Quality Performance Assessment
If students are expected to be successful in college and career, educators and administrators must enable a diversity of learners to demonstrate what they know and can do—and measure their progress and attainment across a variety of measures, free of cultural bias and other limiting considerations.
Rethinking expectations of learners invites us to rethink once-standard assessment tools—and create new systems to help educators and learners focus on deeper mastery of content and thinking skills. Since the fall of 2008, CCE, with generous funding by the Nellie Mae Education Foundation, created Quality Performance Assessment (QPA), a new generation of processes and tools that leverage assessment as an essential tool of equitable learning and teaching. The QPA framework allows educators to create performance tasks that measure students' deeper mastery of content and the skills, in order to engage and prepare a diverse community of students for college, career, and life in the 21st century.
Addressing achievement gaps and promoting equity in education.
The QPA assessment model is culturally sensitive, allowing more than one way for students to respond to intellectual challenges, and respecting differences in backgrounds and learning styles. With no single right answer, students have greater opportunity to demonstrate their progress.
Supporting educators and promoting collaboration.

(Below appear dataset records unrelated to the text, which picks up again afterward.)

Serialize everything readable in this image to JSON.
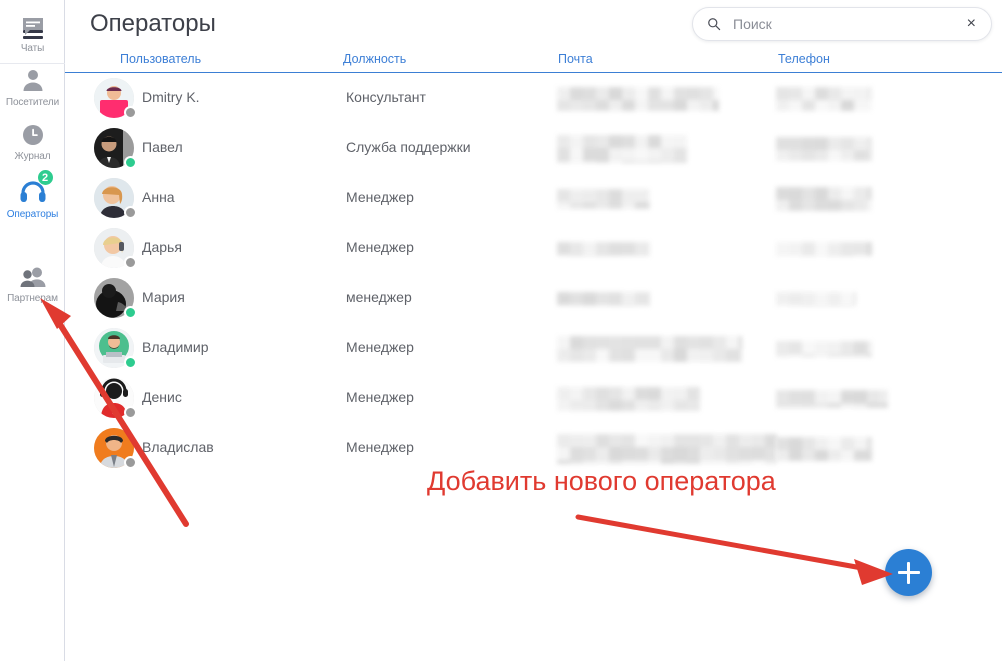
{
  "header": {
    "title": "Операторы",
    "menu_icon": "hamburger-icon"
  },
  "search": {
    "placeholder": "Поиск",
    "value": "",
    "icon": "search-icon",
    "clear_icon": "close-icon",
    "clear_glyph": "×"
  },
  "sidebar": {
    "items": [
      {
        "label": "Чаты",
        "icon": "chat-icon",
        "active": false,
        "badge": ""
      },
      {
        "label": "Посетители",
        "icon": "user-icon",
        "active": false,
        "badge": ""
      },
      {
        "label": "Журнал",
        "icon": "clock-icon",
        "active": false,
        "badge": ""
      },
      {
        "label": "Операторы",
        "icon": "headset-icon",
        "active": true,
        "badge": "2"
      },
      {
        "label": "Партнерам",
        "icon": "people-icon",
        "active": false,
        "badge": ""
      }
    ]
  },
  "table": {
    "columns": [
      "Пользователь",
      "Должность",
      "Почта",
      "Телефон"
    ],
    "rows": [
      {
        "name": "Dmitry K.",
        "role": "Консультант",
        "status": "offline",
        "email": "",
        "phone": ""
      },
      {
        "name": "Павел",
        "role": "Служба поддержки",
        "status": "online",
        "email": "",
        "phone": ""
      },
      {
        "name": "Анна",
        "role": "Менеджер",
        "status": "offline",
        "email": "",
        "phone": ""
      },
      {
        "name": "Дарья",
        "role": "Менеджер",
        "status": "offline",
        "email": "",
        "phone": ""
      },
      {
        "name": "Мария",
        "role": "менеджер",
        "status": "online",
        "email": "",
        "phone": ""
      },
      {
        "name": "Владимир",
        "role": "Менеджер",
        "status": "online",
        "email": "",
        "phone": ""
      },
      {
        "name": "Денис",
        "role": "Менеджер",
        "status": "offline",
        "email": "",
        "phone": ""
      },
      {
        "name": "Владислав",
        "role": "Менеджер",
        "status": "offline",
        "email": "",
        "phone": ""
      }
    ]
  },
  "fab": {
    "icon": "plus-icon",
    "label": ""
  },
  "annotation": {
    "text": "Добавить нового оператора",
    "color": "#e03a30"
  },
  "colors": {
    "accent_blue": "#2b7fd4",
    "header_link_blue": "#3d7fd6",
    "online_green": "#2ecc8f",
    "offline_grey": "#9a9a9a",
    "annotation_red": "#e03a30",
    "text_grey": "#5f6269"
  }
}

Teachers sit at the crossroads of curriculum design, instruction and assessment. The QPA process creates a collective understanding of assessment goals, of quality standards, and of desired outcomes. The process establishes a level of empowerment and trust in educators to develop assessments that are sensitive to all students’ needs.
Accurately and reliably measuring student performance.
With agreed-upon learning goals in place, teacher leaders begin to create and implement assessments that are accompanied by clear criteria, expectations and processes.
Driving quality instruction.
As they learn to interpret student work, educators become more naturally aware of opportunities to present content in formats that are engaging and relevant to students; for example, projects including research papers and oral presentations that will later be required in college and career.